Thesis Defense: Data Efficient Reinforcement Learning

Friday, May 7, 2021 - 2:00pm to 3:00pm

Event Calendar Category

LIDS Thesis Defense

Speaker Name

Zhi Xu

Affiliation

LIDS

Zoom meeting id

660342

Join Zoom meeting

https://mit.zoom.us/j/92814551473

Abstract

Thesis Committee: Devavrat Shah (thesis advisor), Leslie Kaelbling, John Tsitsiklis

Reinforcement learning (RL) has recently emerged as a generic yet powerful solution for learning complex decision-making policies, providing the key foundational underpinnings of recent successes in various domains. However, many state-of-the-art algorithms are data-hungry and computationally expensive, requiring large amounts of data to succeed. While this is possible for certain scenarios, in applications arising in social sciences and healthcare for example, where available data is sparse, this naturally can be costly or infeasible. With the surging interest in applying RL to broader domains, it is imperative to develop an informed view about the usage of data involved in its algorithmic design.

This thesis hence focuses on studying the data efficiency of RL, through a structural perspective.
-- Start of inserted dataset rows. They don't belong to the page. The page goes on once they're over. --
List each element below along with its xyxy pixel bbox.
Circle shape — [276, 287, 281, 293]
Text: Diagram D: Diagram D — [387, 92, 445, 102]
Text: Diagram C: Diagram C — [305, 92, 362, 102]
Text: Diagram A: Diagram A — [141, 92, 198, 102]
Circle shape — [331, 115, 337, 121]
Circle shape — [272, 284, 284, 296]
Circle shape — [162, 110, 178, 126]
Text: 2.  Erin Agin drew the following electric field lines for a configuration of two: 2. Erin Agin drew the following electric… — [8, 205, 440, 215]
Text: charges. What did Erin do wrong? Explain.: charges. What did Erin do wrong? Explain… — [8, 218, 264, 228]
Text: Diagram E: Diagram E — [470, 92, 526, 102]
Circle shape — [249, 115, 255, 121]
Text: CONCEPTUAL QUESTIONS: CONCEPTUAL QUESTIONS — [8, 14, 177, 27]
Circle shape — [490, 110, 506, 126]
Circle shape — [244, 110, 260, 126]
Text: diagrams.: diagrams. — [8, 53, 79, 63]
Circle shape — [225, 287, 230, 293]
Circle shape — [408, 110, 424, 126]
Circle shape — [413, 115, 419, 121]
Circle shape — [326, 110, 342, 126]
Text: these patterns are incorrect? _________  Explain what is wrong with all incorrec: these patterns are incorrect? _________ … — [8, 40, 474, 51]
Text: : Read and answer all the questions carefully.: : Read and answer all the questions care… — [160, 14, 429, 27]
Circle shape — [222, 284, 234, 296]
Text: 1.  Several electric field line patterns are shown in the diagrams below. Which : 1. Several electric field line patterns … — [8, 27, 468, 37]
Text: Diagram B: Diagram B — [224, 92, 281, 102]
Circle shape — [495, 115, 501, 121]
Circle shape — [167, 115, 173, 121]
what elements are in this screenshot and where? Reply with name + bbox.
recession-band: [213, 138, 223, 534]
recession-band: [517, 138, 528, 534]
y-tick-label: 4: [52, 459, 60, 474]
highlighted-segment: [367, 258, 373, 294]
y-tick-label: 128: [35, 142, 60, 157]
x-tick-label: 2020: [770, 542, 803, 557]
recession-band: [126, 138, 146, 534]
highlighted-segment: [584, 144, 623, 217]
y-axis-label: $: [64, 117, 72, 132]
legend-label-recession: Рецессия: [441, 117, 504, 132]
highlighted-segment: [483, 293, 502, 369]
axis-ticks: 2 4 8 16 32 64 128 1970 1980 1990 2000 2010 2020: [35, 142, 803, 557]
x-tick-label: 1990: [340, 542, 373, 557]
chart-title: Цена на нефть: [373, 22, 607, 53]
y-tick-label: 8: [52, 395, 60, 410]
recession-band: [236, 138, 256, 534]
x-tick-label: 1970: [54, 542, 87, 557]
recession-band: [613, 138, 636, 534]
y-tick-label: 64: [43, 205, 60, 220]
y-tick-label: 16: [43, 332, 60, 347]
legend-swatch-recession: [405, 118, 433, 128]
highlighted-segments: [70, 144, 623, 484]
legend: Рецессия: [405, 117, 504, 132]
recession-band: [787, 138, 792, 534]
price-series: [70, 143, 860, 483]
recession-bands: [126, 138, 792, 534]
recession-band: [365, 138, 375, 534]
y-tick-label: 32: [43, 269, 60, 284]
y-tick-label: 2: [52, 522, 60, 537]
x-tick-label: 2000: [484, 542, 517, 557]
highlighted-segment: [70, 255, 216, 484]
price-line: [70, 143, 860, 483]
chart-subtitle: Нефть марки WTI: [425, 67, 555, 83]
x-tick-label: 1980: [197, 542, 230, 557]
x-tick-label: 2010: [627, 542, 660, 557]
Advancement along this direction naturally requires us to understand when and why algorithms are successful to begin with; and building upon such understanding, further improve the data efficiency of RL. To this end, this thesis begins by taking inspiration from the empirical successes. We consider the popular use of simulation-based Monte Carlo Tree Search (MCTS) in RL, as exemplified by the remarkable achievement of AlphaGo Zero, and probe the data efficiency of incorporating such a key ingredient. Specifically, we investigate the correct form to utilize such a tree structure for estimating values and characterize the corresponding data complexity. These results further enable us to analyze the data complexity of an RL algorithm that combines MCTS with supervised learning.

Having developed our understanding, as a next step, we improve the algorithmic designs of simulation-based data-efficient RL algorithms that have access to a generative model. We provide such improvements for both bounded and unbounded spaces. Our first contribution is a structural framework through a novel lens of low-rank representation of the Q-function. The proposed data-efficient RL algorithm exploits the low-rank structure to perform pseudo-exploration via a new matrix estimation technique. Remarkably, this leads to a significant (exponential) improvement in data complexity. Moving to our endeavor with unbounded spaces, one must first address the unique conceptual challenges incurred by the unbounded domains. Inspired by classical queueing systems, we propose an appropriate notion of stability for quantifying “goodness" of policies. Subsequently, by leveraging the stability structure of the underlying systems, we design efficient, adaptive algorithms with a modified, efficient Monte Carlo oracle that guarantee the desired stability with a favorable data complexity that is polynomial with respect to the parameters of interest.

Altogether, through new analytical tools and structural frameworks, this thesis contributes to the design and analysis of data-efficient RL algorithms.